LAUSR

The present study aimed to investigate whether a 2-week arm cycling sprint interval training (SIT) program modulated corticospinal pathway excitability in healthy, neurologically intact participants. We employed a pre-post study design with two groups: 1) an experimental SIT group and 2) a non-exercising control group. Transcranial magnetic stimulation (TMS) of the motor cortex and transmastoid electrical stimulation (TMES) of corticospinal axons were used at baseline and post-training to provide indices of corticospinal and spinal excitability, respectively. Stimulus-response curves (SRCs) recorded from the biceps brachii were elicited for each stimulation type during two submaximal arm cycling conditions ((25 watts (W) and 30% peak power output (PPO)). All stimulations were delivered during the mid-elbow flexion phase of cycling. Compared to baseline, performance on the time-to-exhaustion (TTE) test at post-testing was improved for members of the SIT group but was not altered for controls, suggesting that SIT improved exercise performance.
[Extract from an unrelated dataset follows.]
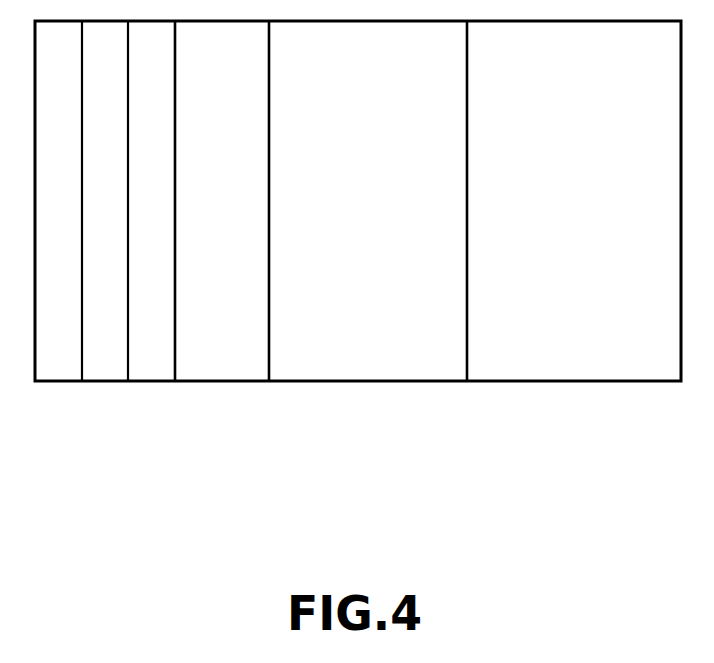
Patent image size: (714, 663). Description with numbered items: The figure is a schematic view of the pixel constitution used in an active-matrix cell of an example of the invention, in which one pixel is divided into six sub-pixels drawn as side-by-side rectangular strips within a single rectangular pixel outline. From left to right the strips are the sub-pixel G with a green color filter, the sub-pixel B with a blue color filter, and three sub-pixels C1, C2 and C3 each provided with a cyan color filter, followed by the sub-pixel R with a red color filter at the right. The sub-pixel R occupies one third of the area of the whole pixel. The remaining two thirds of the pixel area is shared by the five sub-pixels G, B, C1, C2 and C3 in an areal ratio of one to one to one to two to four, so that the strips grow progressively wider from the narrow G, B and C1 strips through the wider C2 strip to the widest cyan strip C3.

There were no changes in the area under the curve (AUC) for TMS-elicited SRCs for either group. However, the AUC for TMES-elicited cervicomedullary motor evoked potential SRCs were significantly larger at post-testing in the SIT group only (25W: p=0.012, d=0.870; 30% PPO: p=0.016, d=0.825). This data shows that overall corticospinal excitability is unchanged following SIT, while spinal excitability is enhanced. While the precise mechanisms underlying these findings during arm cycling at post-SIT are unknown, it is suggested that the enhanced spinal excitability may represent a neural adaptation to training.